Multi-subpopulation evolutionary algorithms for coverage deployment of UAV-networks

The deployment of an unmanned aerial network (UAV-network) for the optimal coverage of ground nodes is an NP-hard problem. This work focuses on the application of a multi-layout multi-subpopulation genetic algorithm (MLMPGA) to solve multi-objective coverage problems of UAV-networks. The multi-objective deployment is based on a weighted fitness function that takes into account coverage, fault-tolerance, and redundancy as relevant factors to optimally place the UAVs. The proposed approach takes advantage of different subpopulations evolving with different layouts.
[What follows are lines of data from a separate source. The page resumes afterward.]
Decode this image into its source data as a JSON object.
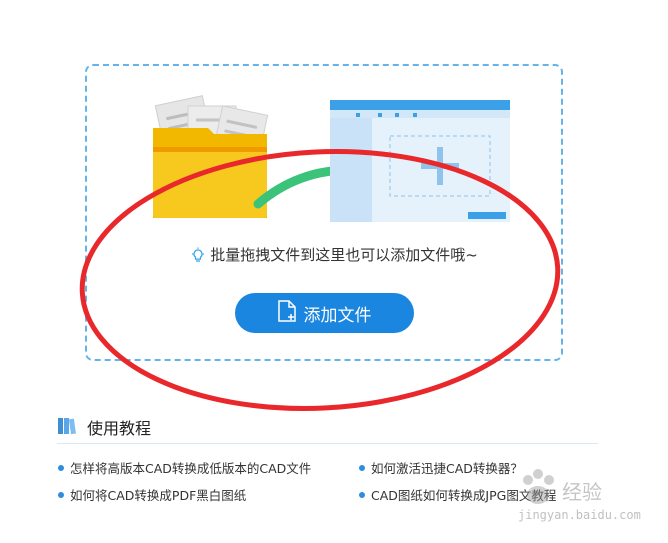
{
  "dropzone": {
    "hint": "批量拖拽文件到这里也可以添加文件哦~",
    "add_button_label": "添加文件"
  },
  "tutorials": {
    "title": "使用教程",
    "links": [
      "怎样将高版本CAD转换成低版本的CAD文件",
      "如何激活迅捷CAD转换器？",
      "如何将CAD转换成PDF黑白图纸",
      "CAD图纸如何转换成JPG图文教程"
    ]
  },
  "watermark": {
    "brand": "经验",
    "url": "jingyan.baidu.com"
  },
  "colors": {
    "accent": "#1a86e0",
    "dashed_border": "#62b4ea",
    "annotation": "#e8282b"
  }
}
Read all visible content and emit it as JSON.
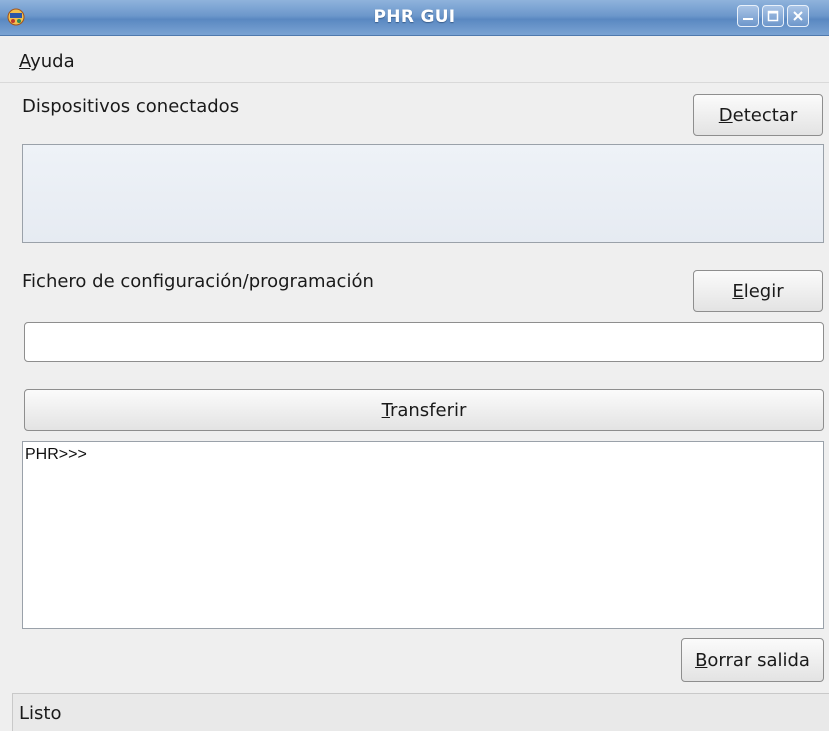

This feature is aimed at reflecting the evolutionary concept of different species adapting to the search space conditions of the multi-objective coverage problem better than single-population genetic algorithms. The proposed multi-subpopulation genetic algorithm is evaluated and compared against single-population genetic algorithm configurations and other well-known meta-heuristic optimization algorithms, such as particle swarm optimization and hill climbing algorithm, under different numbers of ground nodes. The proposed MLMPGA achieves significantly better performance results than the other meta-heuristic algorithms, such as classical genetic algorithms, hill climbing algorithm, and particle swarm optimization, in the vast majority of our simulation scenarios.